El senador radical Juan Carlos Marino, consideró que “no es bueno” lo sucedido con las legisladoras Marina Riofrío (Alianza Frente para la Victoria-San Juan) y Ada Iturrez de Cappellini (Frente Cívico-Santiago del Estero), quienes viajaron rumbo a Pekín junto a la jefa de Estado.
Por su parte, el gobernador bonaerense Daniel Scioli sostuvo que el tratamiento del proyecto del matrimonio gay en la Cámara de Senadores “exige un debate muy serio” y reclamó “no politizar” la cuestión “ni de un lado ni del otro”.

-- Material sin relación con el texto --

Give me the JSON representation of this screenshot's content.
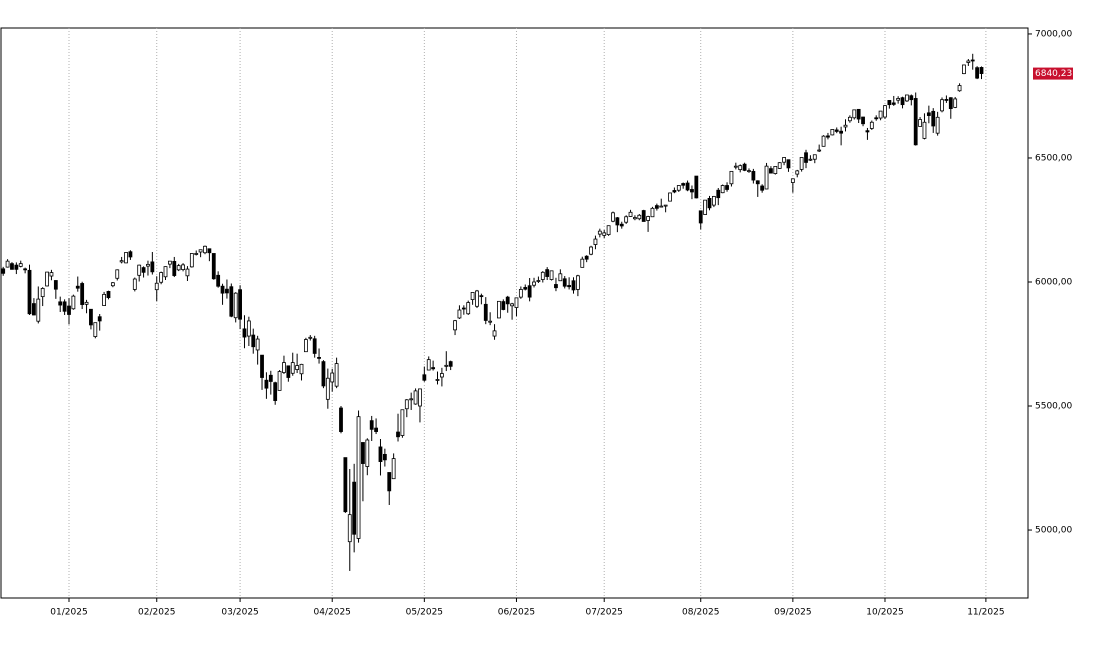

Cartazo, además, consideró como “desleal” que la presidenta haya utilizado “la cadena nacional” para expresar su apoyo al proyecto de matrimonio entre personas del mismo sexo.
En diálogo con radio El Mundo, el asesor de la CEA también cuestionó al ex presidente y diputado Néstor Kirchner, quien sostuvo que “Argentina debe dejar definitivamente las visiones discriminatorias y oscurantistas” en referencia a los cuestionamientos de la Iglesia sobre el matrimonio gay.
“No somos un sector oscurantista como nos acusó Néstor Kirchner de manera grosera y desleal, sino que somos un sector de la población que no estamos de acuerdo con la modificación de un núcleo fundamental de la sociedad, como la familia”, remarcó.
Cartazo se refirió a las senadoras Riofrío y Ada Iturrez de Cappellini, quienes son reacias al proyecto oficial del matrimonio homosexual y anteayer abordaron el avión Tango 01 con la presidenta rumbo a China.
“Nos parece una trapisonda y una picardía muy fea por parte del gobierno que se lleve en el viaje a China a algunos votos del Senado que estarían contra del matrimonio entre personas del mismo sexo. No parece que eso sea democracia”, manifestó.